Shoes: Carrying double the courage

In Shinkai Makoto's works, there is an impressive film about the love affair between a 15-year-old student and a 27-year-old woman, The Garden of Words. The male and female protagonists use shoes as a bond. The male protagonist tries to make the female protagonist a pair of suitable shoes. He hopes them to be her strength to walk.

And in Suzume, the shoe images also appear unceasingly. Suzume without shoes attracts a lot of attention in the mall. In the end, Suzume, grieving for the loss of Sōta, wears socks covered with dirt and blood, scarred and no longer complete.

She lost her mother when she was a child and now loses Sōta. She has a deep sense of despair. The only difference is that she has enough courage to save him. When she returns to the apartment in Tokyo, she washes away the mess, changes into the school uniform worn when she first met Sōta, and puts on Sōta's shoes. At this time, this pair of shoes not only represents the strength to walk but seems to be accompanied by Sōta, with double the courage to restart. This time, Suzume not only runs to save the world but hopes to save the people she loves.

Yokai: Traditional Imagery of Japanese Animation

Yokai is a usual artistic image in the history of Japanese animation. In Japanese culture, people regard yokai as a sign of natural disasters and believe dead spirits to be associated with the gods' self-indulgence. However, Japanese culture has a unique attitude toward yokai. And even after its development and evolution, it is regarded as an equal part of humans or even embodiments of gods higher than humans.

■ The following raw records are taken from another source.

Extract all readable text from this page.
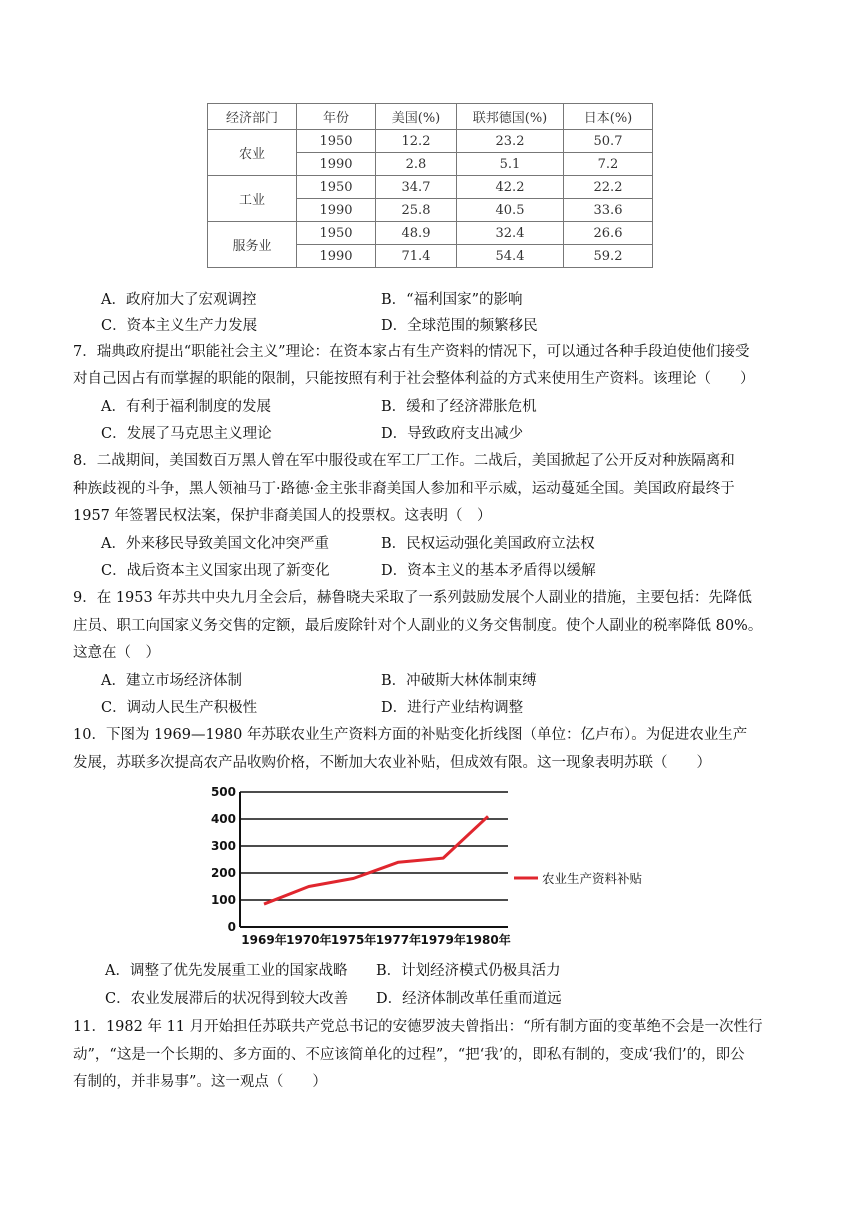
经济部门	年份	美国(%)	联邦德国(%)	日本(%)
农业	1950	12.2	23.2	50.7
	1990	2.8	5.1	7.2
工业	1950	34.7	42.2	22.2
	1990	25.8	40.5	33.6
服务业	1950	48.9	32.4	26.6
	1990	71.4	54.4	59.2
A．政府加大了宏观调控	B．“福利国家”的影响
C．资本主义生产力发展	D．全球范围的频繁移民
7．瑞典政府提出“职能社会主义”理论：在资本家占有生产资料的情况下，可以通过各种手段迫使他们接受
对自己因占有而掌握的职能的限制，只能按照有利于社会整体利益的方式来使用生产资料。该理论（　　）
A．有利于福利制度的发展	B．缓和了经济滞胀危机
C．发展了马克思主义理论	D．导致政府支出减少
8．二战期间，美国数百万黑人曾在军中服役或在军工厂工作。二战后，美国掀起了公开反对种族隔离和
种族歧视的斗争，黑人领袖马丁·路德·金主张非裔美国人参加和平示威，运动蔓延全国。美国政府最终于
1957 年签署民权法案，保护非裔美国人的投票权。这表明（　）
A．外来移民导致美国文化冲突严重	B．民权运动强化美国政府立法权
C．战后资本主义国家出现了新变化	D．资本主义的基本矛盾得以缓解
9．在 1953 年苏共中央九月全会后，赫鲁晓夫采取了一系列鼓励发展个人副业的措施，主要包括：先降低
庄员、职工向国家义务交售的定额，最后废除针对个人副业的义务交售制度。使个人副业的税率降低 80%。
这意在（　）
A．建立市场经济体制	B．冲破斯大林体制束缚
C．调动人民生产积极性	D．进行产业结构调整
10．下图为 1969—1980 年苏联农业生产资料方面的补贴变化折线图（单位：亿卢布）。为促进农业生产
发展，苏联多次提高农产品收购价格，不断加大农业补贴，但成效有限。这一现象表明苏联（　　）
0
100
200
300
400
500
1969年 1970年 1975年 1977年 1979年 1980年
农业生产资料补贴
A．调整了优先发展重工业的国家战略 B．计划经济模式仍极具活力
C．农业发展滞后的状况得到较大改善 D．经济体制改革任重而道远
11．1982 年 11 月开始担任苏联共产党总书记的安德罗波夫曾指出：“所有制方面的变革绝不会是一次性行
动”，“这是一个长期的、多方面的、不应该简单化的过程”，“把‘我’的，即私有制的，变成‘我们’的，即公
有制的，并非易事”。这一观点（　　）
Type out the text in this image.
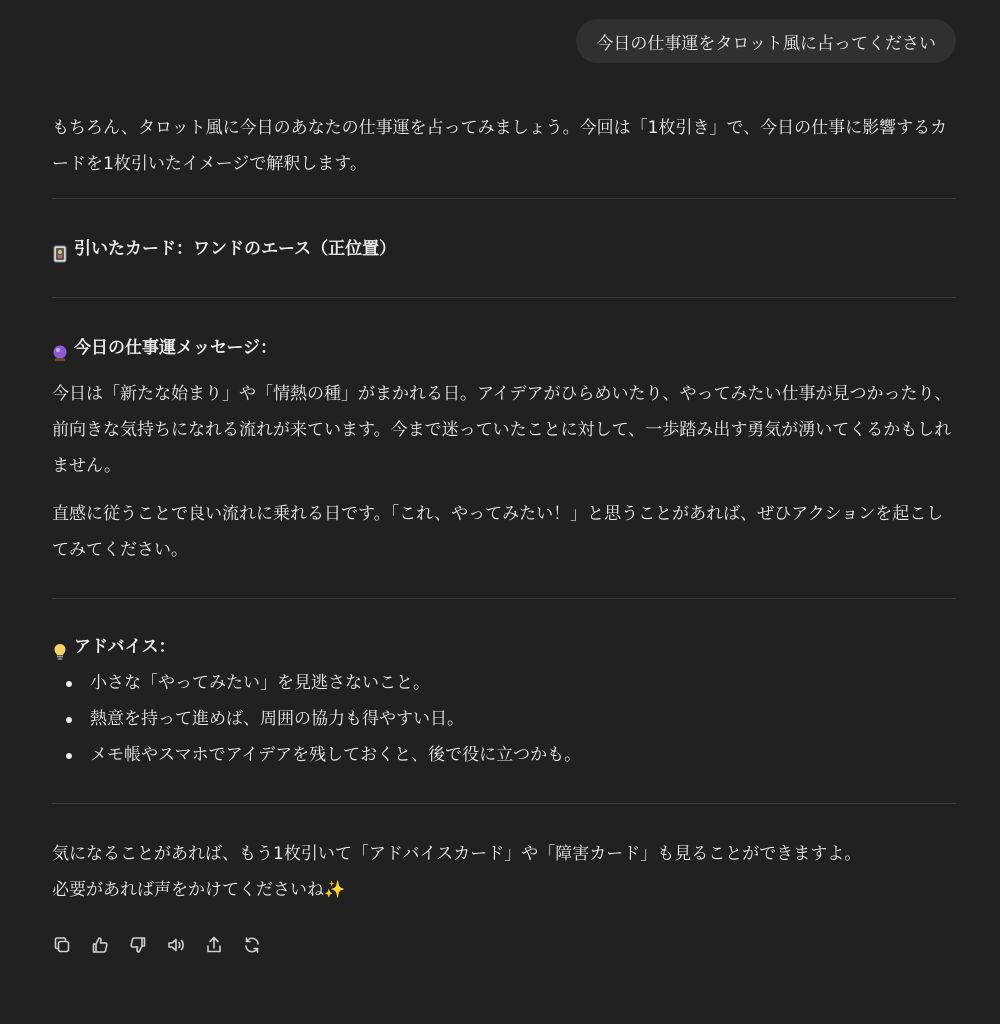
今日の仕事運をタロット風に占ってください

もちろん、タロット風に今日のあなたの仕事運を占ってみましょう。今回は「1枚引き」で、今日の仕事に影響するカードを1枚引いたイメージで解釈します。

引いたカード：ワンドのエース（正位置）
今日の仕事運メッセージ：

今日は「新たな始まり」や「情熱の種」がまかれる日。アイデアがひらめいたり、やってみたい仕事が見つかったり、前向きな気持ちになれる流れが来ています。今まで迷っていたことに対して、一歩踏み出す勇気が湧いてくるかもしれません。

直感に従うことで良い流れに乗れる日です。「これ、やってみたい！」と思うことがあれば、ぜひアクションを起こしてみてください。

アドバイス：
小さな「やってみたい」を見逃さないこと。
熱意を持って進めば、周囲の協力も得やすい日。
メモ帳やスマホでアイデアを残しておくと、後で役に立つかも。

気になることがあれば、もう1枚引いて「アドバイスカード」や「障害カード」も見ることができますよ。

必要があれば声をかけてくださいね✨
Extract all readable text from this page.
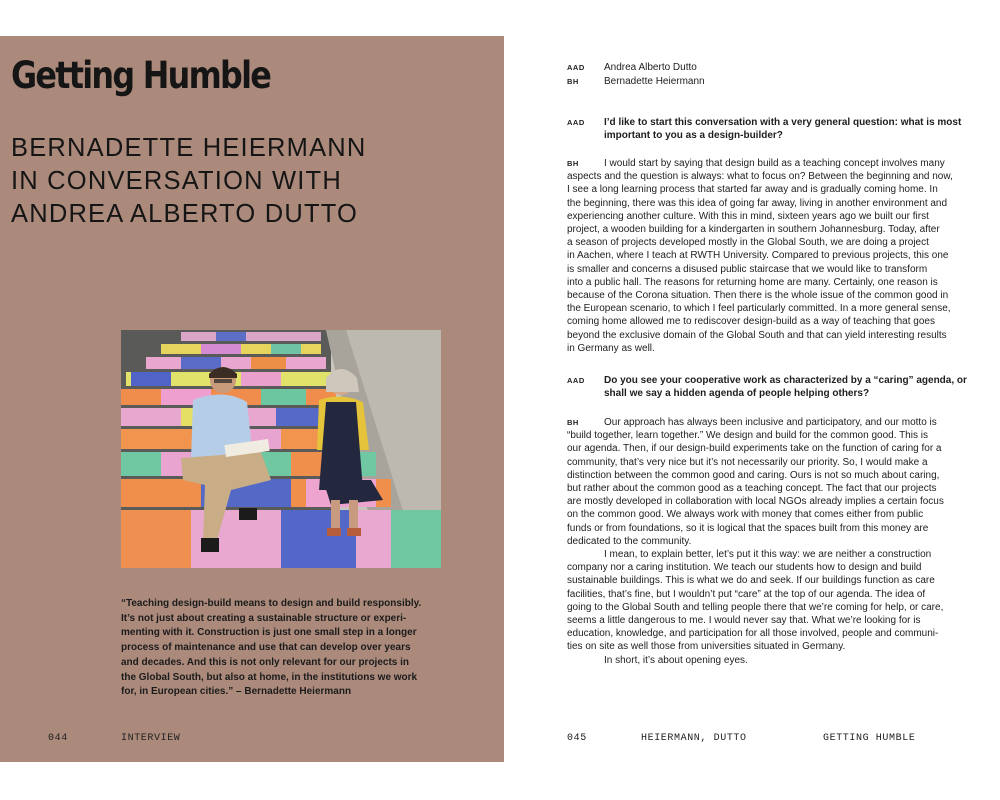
Getting Humble
BERNADETTE HEIERMANN
IN CONVERSATION WITH
ANDREA ALBERTO DUTTO

“Teaching design-build means to design and build responsibly.
It’s not just about creating a sustainable structure or experi-
menting with it. Construction is just one small step in a longer
process of maintenance and use that can develop over years
and decades. And this is not only relevant for our projects in
the Global South, but also at home, in the institutions we work
for, in European cities.” – Bernadette Heiermann

044	INTERVIEW
AAD	Andrea Alberto Dutto
BH	Bernadette Heiermann
AAD	I’d like to start this conversation with a very general question: what is most
important to you as a design-builder?
BH	I would start by saying that design build as a teaching concept involves many
aspects and the question is always: what to focus on? Between the beginning and now,
I see a long learning process that started far away and is gradually coming home. In
the beginning, there was this idea of going far away, living in another environment and
experiencing another culture. With this in mind, sixteen years ago we built our first
project, a wooden building for a kindergarten in southern Johannesburg. Today, after
a season of projects developed mostly in the Global South, we are doing a project
in Aachen, where I teach at RWTH University. Compared to previous projects, this one
is smaller and concerns a disused public staircase that we would like to transform
into a public hall. The reasons for returning home are many. Certainly, one reason is
because of the Corona situation. Then there is the whole issue of the common good in
the European scenario, to which I feel particularly committed. In a more general sense,
coming home allowed me to rediscover design-build as a way of teaching that goes
beyond the exclusive domain of the Global South and that can yield interesting results
in Germany as well.
AAD	Do you see your cooperative work as characterized by a “caring” agenda, or
shall we say a hidden agenda of people helping others?
BH	Our approach has always been inclusive and participatory, and our motto is
“build together, learn together.” We design and build for the common good. This is
our agenda. Then, if our design-build experiments take on the function of caring for a
community, that’s very nice but it’s not necessarily our priority. So, I would make a
distinction between the common good and caring. Ours is not so much about caring,
but rather about the common good as a teaching concept. The fact that our projects
are mostly developed in collaboration with local NGOs already implies a certain focus
on the common good. We always work with money that comes either from public
funds or from foundations, so it is logical that the spaces built from this money are
dedicated to the community.
I mean, to explain better, let’s put it this way: we are neither a construction
company nor a caring institution. We teach our students how to design and build
sustainable buildings. This is what we do and seek. If our buildings function as care
facilities, that’s fine, but I wouldn’t put “care” at the top of our agenda. The idea of
going to the Global South and telling people there that we’re coming for help, or care,
seems a little dangerous to me. I would never say that. What we’re looking for is
education, knowledge, and participation for all those involved, people and communi-
ties on site as well those from universities situated in Germany.
In short, it’s about opening eyes.
045	HEIERMANN, DUTTO	GETTING HUMBLE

In modern animation works, such as Summer Days with Coo, Natsume's Book of Friends, and Okko's Inn, yokai are regarded as embodiments of marginal groups with self-defect and healing power. Since Miyazaki Hayao's Spirited Away brought Japanese yokai culture to the world, there have been endless film and television works about this culture and image.

Shinkai Makoto's previous works often have supernatural elements, and the themes often revolve around parallel time and space, time travel, and so on. But the fantasy plot is always confined to people. But a brand-new character is introduced into Suzume as the western keystone, the cat "Daijin."

There is an obscure reference to the origin of Daijin in the plot. After being cursed by Daijin, Sōta also becomes the keystone who suppresses the worm, implying that they may have evolved from humans. By voluntary sacrifice, they transform their souls into patron saints and their external image into yokai. And even objects become soulful living beings. For example, Sōta is cursed and possessed in a chair.

Ruins: The Decadent World of Yesterday

As a symbol of the beauty lost in the past, the ruins are naturally connected to history and even become a medium connecting the real world with the past. Above the ruins is the contemporary world, and below is the decadent world of yesterday. Here, the cycle of time opens the incision with the help of this spatial field, the door of history and reality forms a gap. And in a moment of fixed memory, it presents the past to us.

The film sets plenty of scenes in ruins. Every time Sōta recites the spell, everything dust-laden begins to reappear, rewinding the image to the past and expressing the experience of people in the past very well.

Postscript

But in this film, I think that the plot of Daijin is not perfect enough. The emotional motivation of Suzume and Sōta, though handled mysteriously, is still a little empty. Although Daijin made the audience cry, its tragic ending is slightly flat and shallow. Although it's a pity, it's still a work worth watching by Shinkai Makoto!